Anticoagulation continues to be an evolving field. Although warfarin is the mainstay therapy, many other newer anticoagulants have been developed with intent to decrease risk of bleeding. Three trials comparing novel anticoagulants to warfarin include the RE-LY (Randomized Evaluation of Long-Term Anticoagulation Therapy), ROCKET-AF, and ARISTOTLE trials, comparing dabigatran, rivaroxaban, and apixaban, respectively.5,9,56,57 The RE-LY trial showed that dabigatran was noninferior to warfarin and that the 110 mg dosing was associated with fewer bleeding events.10 The ROCKET-AF trial showed no significant difference in bleeding incidents, yet there were fewer fatal and intracranial bleeds in patients on rivaroxaban.5 Apixaban was found to be superior to warfarin in decreasing bleeding risk in the ARISTOTLE trial.56,57 Dabigatran, rivaroxaban, and apixaban are all currently approved for prevention of thromboembolic events in atrial fibrillation, while rivaroxaban is the only medication with an additional indication for venous thrombosis and pulmonary embolism.57 Most of the data on the newer anticoagulants come from cohorts of patients with atrial fibrillation with few comorbidities, yet one of the key components to the success of future anticoagulants is the ability to decrease bleeding risk, further emphasizing this concern.

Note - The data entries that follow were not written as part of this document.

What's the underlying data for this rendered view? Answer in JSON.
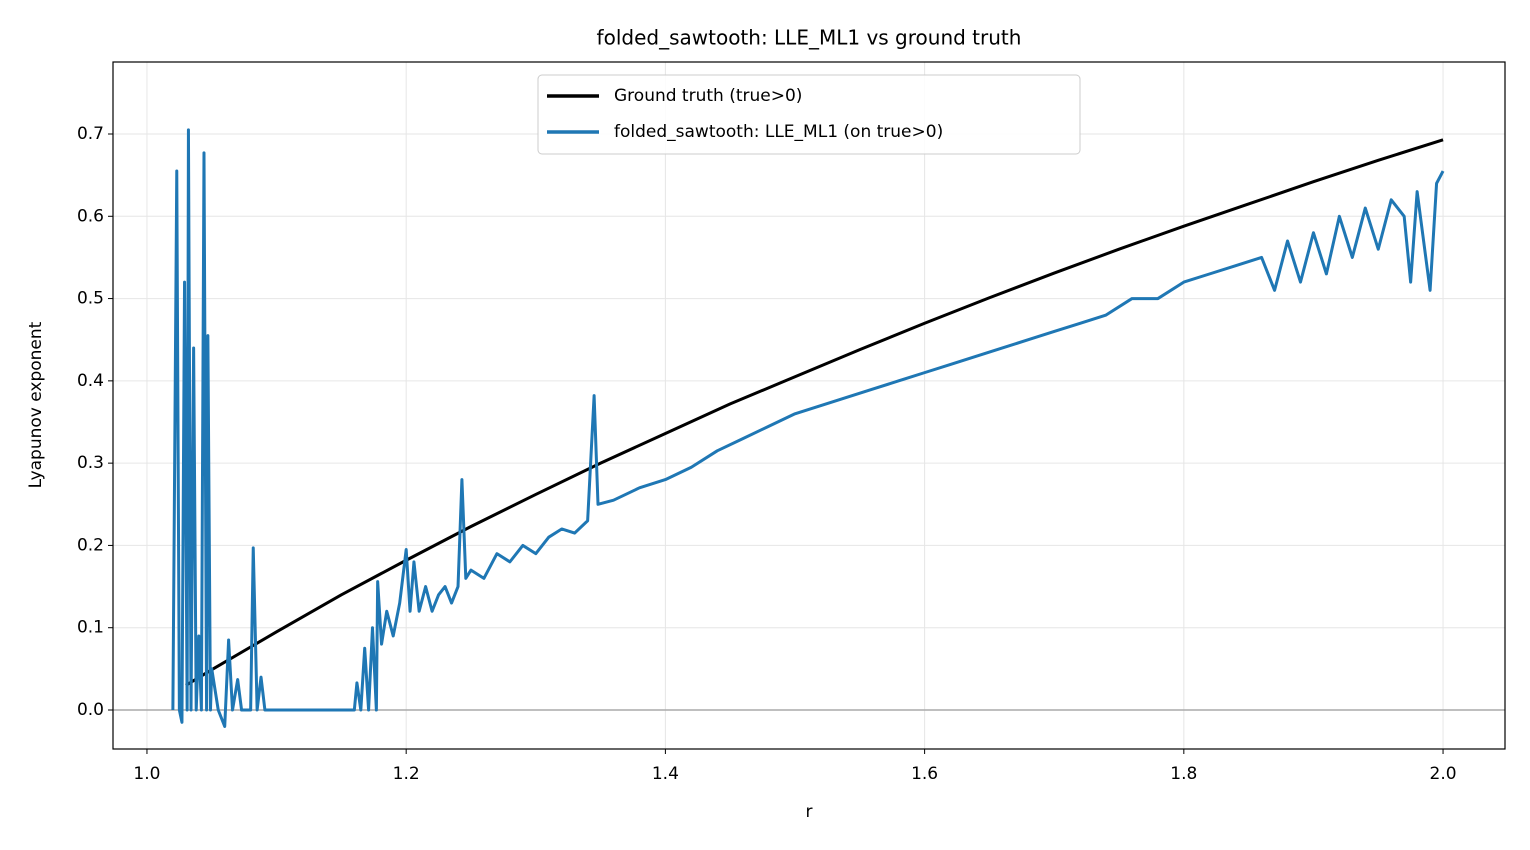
{
  "chart_data": {
    "type": "line",
    "title": "folded_sawtooth: LLE_ML1 vs ground truth",
    "xlabel": "r",
    "ylabel": "Lyapunov exponent",
    "xlim": [
      0.9738,
      2.0478
    ],
    "ylim": [
      -0.0474,
      0.7875
    ],
    "xticks": [
      {
        "value": 1.0,
        "label": "1.0"
      },
      1.2,
      1.4,
      1.6,
      1.8,
      {
        "value": 2.0,
        "label": "2.0"
      }
    ],
    "yticks": [
      {
        "value": 0,
        "label": "0.0"
      },
      0.1,
      0.2,
      0.3,
      0.4,
      0.5,
      0.6,
      0.7
    ],
    "grid": true,
    "legend": "upper center",
    "series": [
      {
        "name": "Ground truth (true>0)",
        "color": "#000000",
        "x": [
          1.03,
          1.05,
          1.1,
          1.15,
          1.2,
          1.25,
          1.3,
          1.35,
          1.4,
          1.45,
          1.5,
          1.55,
          1.6,
          1.65,
          1.7,
          1.75,
          1.8,
          1.85,
          1.9,
          1.95,
          2.0
        ],
        "values": [
          0.03,
          0.049,
          0.095,
          0.14,
          0.182,
          0.223,
          0.262,
          0.3,
          0.336,
          0.372,
          0.405,
          0.438,
          0.47,
          0.501,
          0.531,
          0.56,
          0.588,
          0.615,
          0.642,
          0.668,
          0.693
        ]
      },
      {
        "name": "folded_sawtooth: LLE_ML1 (on true>0)",
        "color": "#1f77b4",
        "x": [
          1.02,
          1.023,
          1.025,
          1.027,
          1.029,
          1.031,
          1.032,
          1.034,
          1.036,
          1.038,
          1.04,
          1.042,
          1.044,
          1.046,
          1.047,
          1.049,
          1.05,
          1.055,
          1.06,
          1.063,
          1.066,
          1.07,
          1.073,
          1.08,
          1.082,
          1.085,
          1.088,
          1.091,
          1.16,
          1.162,
          1.165,
          1.168,
          1.171,
          1.174,
          1.177,
          1.178,
          1.181,
          1.185,
          1.19,
          1.195,
          1.2,
          1.203,
          1.206,
          1.21,
          1.215,
          1.22,
          1.225,
          1.23,
          1.235,
          1.24,
          1.243,
          1.246,
          1.25,
          1.26,
          1.27,
          1.28,
          1.29,
          1.3,
          1.31,
          1.32,
          1.33,
          1.34,
          1.345,
          1.348,
          1.36,
          1.38,
          1.4,
          1.42,
          1.44,
          1.46,
          1.48,
          1.5,
          1.52,
          1.54,
          1.56,
          1.58,
          1.6,
          1.62,
          1.64,
          1.66,
          1.68,
          1.7,
          1.72,
          1.74,
          1.76,
          1.78,
          1.8,
          1.82,
          1.84,
          1.86,
          1.87,
          1.88,
          1.89,
          1.9,
          1.91,
          1.92,
          1.93,
          1.94,
          1.95,
          1.96,
          1.97,
          1.975,
          1.98,
          1.99,
          1.995,
          2.0
        ],
        "values": [
          0,
          0.655,
          0,
          -0.015,
          0.52,
          0,
          0.705,
          0,
          0.44,
          0,
          0.09,
          0,
          0.677,
          0,
          0.455,
          0,
          0.05,
          0,
          -0.02,
          0.085,
          0,
          0.037,
          0,
          0,
          0.197,
          0,
          0.04,
          0,
          0,
          0.033,
          0,
          0.075,
          0,
          0.1,
          0,
          0.156,
          0.08,
          0.12,
          0.09,
          0.13,
          0.195,
          0.12,
          0.18,
          0.12,
          0.15,
          0.12,
          0.14,
          0.15,
          0.13,
          0.15,
          0.28,
          0.16,
          0.17,
          0.16,
          0.19,
          0.18,
          0.2,
          0.19,
          0.21,
          0.22,
          0.215,
          0.23,
          0.382,
          0.25,
          0.255,
          0.27,
          0.28,
          0.295,
          0.315,
          0.33,
          0.345,
          0.36,
          0.37,
          0.38,
          0.39,
          0.4,
          0.41,
          0.42,
          0.43,
          0.44,
          0.45,
          0.46,
          0.47,
          0.48,
          0.5,
          0.5,
          0.52,
          0.53,
          0.54,
          0.55,
          0.51,
          0.57,
          0.52,
          0.58,
          0.53,
          0.6,
          0.55,
          0.61,
          0.56,
          0.62,
          0.6,
          0.52,
          0.63,
          0.51,
          0.64,
          0.655
        ]
      }
    ]
  }
}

Although these newer anticoagulants have been introduced, warfarin will continue to be used and likely the mainstay therapy. Antidotes have not been developed in cases of bleeding, and the cost of the newer drugs can be significantly higher than the cost of warfarin. Studies have evaluated a cost benefit analysis using dabigatran based on results from the RE-LY trial. Dabigatran was shown to be more cost-effective in populations at high risk of hemorrhage or high risk of stroke unless INR control was excellent. Otherwise, warfarin was more cost-effective in moderate-risk populations.58 Similar studies report that the other novel anticoagulants are cost-effective alternates to warfarin, depending on medication pricing and patient predisposition to neurological events.59 Studies assessing the newer anticoagulants have not included patients with renal or hepatic dysfunction. As well, indications of newer anticoagulants are not as diverse as are those for warfarin, including prevention of thromboembolic disease in atrial fibrillation, venous thromboembolism, pulmonary embolism, and prosthetic valves.5,56,57

Conclusion

Warfarin therapy is an important medication in the prevention of thrombosis and thromboembolism. Although it is very efficacious, warfarin carries the risk of bleeding. It is important to understand which factors can attribute to this bleeding risk and make an effort to lessen its effects. Each patient should be assessed individually prior to starting warfarin therapy, and therapy should be personalized to that particular patient, with emphasis on monitoring and patient education. Although a bleeding risk will always remain, careful monitoring of the patients can dramatically reduce this risk.